Emphasizing patient and family engagement in pre-existing initiatives should be the way to improved patient-centered care. Through the strategy, staff, clinical leaders, patients, and family members are considered during culture shifts, which enhance quality care delivery. A shift in culture is, therefore, ultimately one of the best ways to ensure that treatment makes sense to the individual patient.
Gong, Y., Song, H. Y., Wu, X., & Hua, L. (2015). Identifying barriers and benefits of patient safety event reporting toward user-centered design. Safety in Health, 1(1), 7.

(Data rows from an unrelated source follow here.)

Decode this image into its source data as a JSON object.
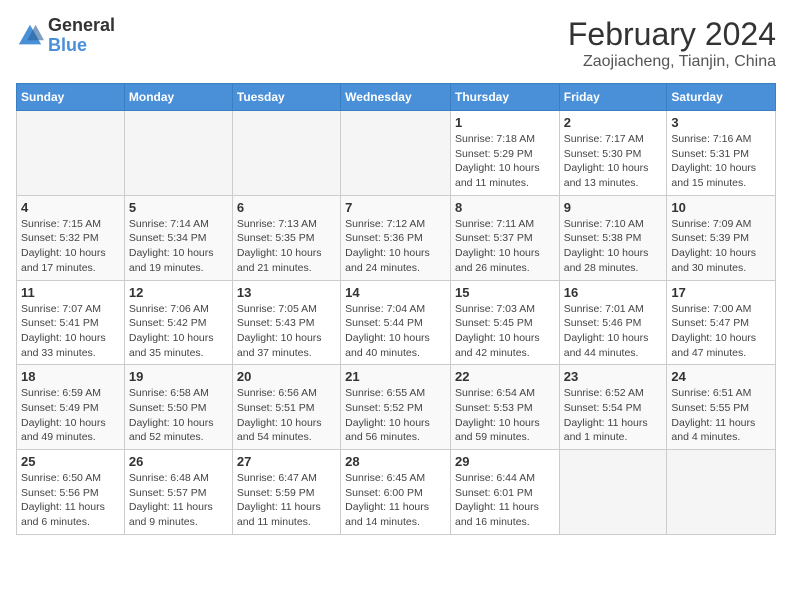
{
  "header": {
    "logo_general": "General",
    "logo_blue": "Blue",
    "month_title": "February 2024",
    "location": "Zaojiacheng, Tianjin, China"
  },
  "days_of_week": [
    "Sunday",
    "Monday",
    "Tuesday",
    "Wednesday",
    "Thursday",
    "Friday",
    "Saturday"
  ],
  "weeks": [
    [
      {
        "num": "",
        "detail": ""
      },
      {
        "num": "",
        "detail": ""
      },
      {
        "num": "",
        "detail": ""
      },
      {
        "num": "",
        "detail": ""
      },
      {
        "num": "1",
        "detail": "Sunrise: 7:18 AM\nSunset: 5:29 PM\nDaylight: 10 hours\nand 11 minutes."
      },
      {
        "num": "2",
        "detail": "Sunrise: 7:17 AM\nSunset: 5:30 PM\nDaylight: 10 hours\nand 13 minutes."
      },
      {
        "num": "3",
        "detail": "Sunrise: 7:16 AM\nSunset: 5:31 PM\nDaylight: 10 hours\nand 15 minutes."
      }
    ],
    [
      {
        "num": "4",
        "detail": "Sunrise: 7:15 AM\nSunset: 5:32 PM\nDaylight: 10 hours\nand 17 minutes."
      },
      {
        "num": "5",
        "detail": "Sunrise: 7:14 AM\nSunset: 5:34 PM\nDaylight: 10 hours\nand 19 minutes."
      },
      {
        "num": "6",
        "detail": "Sunrise: 7:13 AM\nSunset: 5:35 PM\nDaylight: 10 hours\nand 21 minutes."
      },
      {
        "num": "7",
        "detail": "Sunrise: 7:12 AM\nSunset: 5:36 PM\nDaylight: 10 hours\nand 24 minutes."
      },
      {
        "num": "8",
        "detail": "Sunrise: 7:11 AM\nSunset: 5:37 PM\nDaylight: 10 hours\nand 26 minutes."
      },
      {
        "num": "9",
        "detail": "Sunrise: 7:10 AM\nSunset: 5:38 PM\nDaylight: 10 hours\nand 28 minutes."
      },
      {
        "num": "10",
        "detail": "Sunrise: 7:09 AM\nSunset: 5:39 PM\nDaylight: 10 hours\nand 30 minutes."
      }
    ],
    [
      {
        "num": "11",
        "detail": "Sunrise: 7:07 AM\nSunset: 5:41 PM\nDaylight: 10 hours\nand 33 minutes."
      },
      {
        "num": "12",
        "detail": "Sunrise: 7:06 AM\nSunset: 5:42 PM\nDaylight: 10 hours\nand 35 minutes."
      },
      {
        "num": "13",
        "detail": "Sunrise: 7:05 AM\nSunset: 5:43 PM\nDaylight: 10 hours\nand 37 minutes."
      },
      {
        "num": "14",
        "detail": "Sunrise: 7:04 AM\nSunset: 5:44 PM\nDaylight: 10 hours\nand 40 minutes."
      },
      {
        "num": "15",
        "detail": "Sunrise: 7:03 AM\nSunset: 5:45 PM\nDaylight: 10 hours\nand 42 minutes."
      },
      {
        "num": "16",
        "detail": "Sunrise: 7:01 AM\nSunset: 5:46 PM\nDaylight: 10 hours\nand 44 minutes."
      },
      {
        "num": "17",
        "detail": "Sunrise: 7:00 AM\nSunset: 5:47 PM\nDaylight: 10 hours\nand 47 minutes."
      }
    ],
    [
      {
        "num": "18",
        "detail": "Sunrise: 6:59 AM\nSunset: 5:49 PM\nDaylight: 10 hours\nand 49 minutes."
      },
      {
        "num": "19",
        "detail": "Sunrise: 6:58 AM\nSunset: 5:50 PM\nDaylight: 10 hours\nand 52 minutes."
      },
      {
        "num": "20",
        "detail": "Sunrise: 6:56 AM\nSunset: 5:51 PM\nDaylight: 10 hours\nand 54 minutes."
      },
      {
        "num": "21",
        "detail": "Sunrise: 6:55 AM\nSunset: 5:52 PM\nDaylight: 10 hours\nand 56 minutes."
      },
      {
        "num": "22",
        "detail": "Sunrise: 6:54 AM\nSunset: 5:53 PM\nDaylight: 10 hours\nand 59 minutes."
      },
      {
        "num": "23",
        "detail": "Sunrise: 6:52 AM\nSunset: 5:54 PM\nDaylight: 11 hours\nand 1 minute."
      },
      {
        "num": "24",
        "detail": "Sunrise: 6:51 AM\nSunset: 5:55 PM\nDaylight: 11 hours\nand 4 minutes."
      }
    ],
    [
      {
        "num": "25",
        "detail": "Sunrise: 6:50 AM\nSunset: 5:56 PM\nDaylight: 11 hours\nand 6 minutes."
      },
      {
        "num": "26",
        "detail": "Sunrise: 6:48 AM\nSunset: 5:57 PM\nDaylight: 11 hours\nand 9 minutes."
      },
      {
        "num": "27",
        "detail": "Sunrise: 6:47 AM\nSunset: 5:59 PM\nDaylight: 11 hours\nand 11 minutes."
      },
      {
        "num": "28",
        "detail": "Sunrise: 6:45 AM\nSunset: 6:00 PM\nDaylight: 11 hours\nand 14 minutes."
      },
      {
        "num": "29",
        "detail": "Sunrise: 6:44 AM\nSunset: 6:01 PM\nDaylight: 11 hours\nand 16 minutes."
      },
      {
        "num": "",
        "detail": ""
      },
      {
        "num": "",
        "detail": ""
      }
    ]
  ]
}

Koren, M. J. (2010). Person-centered care for nursing home residents: The culture-change movement. Health Affairs, 29(2), 312-317.
Piper, L. E. (2011). The ethical leadership challenge: creating a culture of patient-and-family-centered care in the hospital setting. The health care manager, 30(2), 125-132.
Ridelberg, M., Roback, K., & Nilsen, P. (2014). Facilitators and barriers influencing patient safety in Swedish hospitals: a qualitative study of nurses' perceptions. BMC Nursing, 13(1), 1.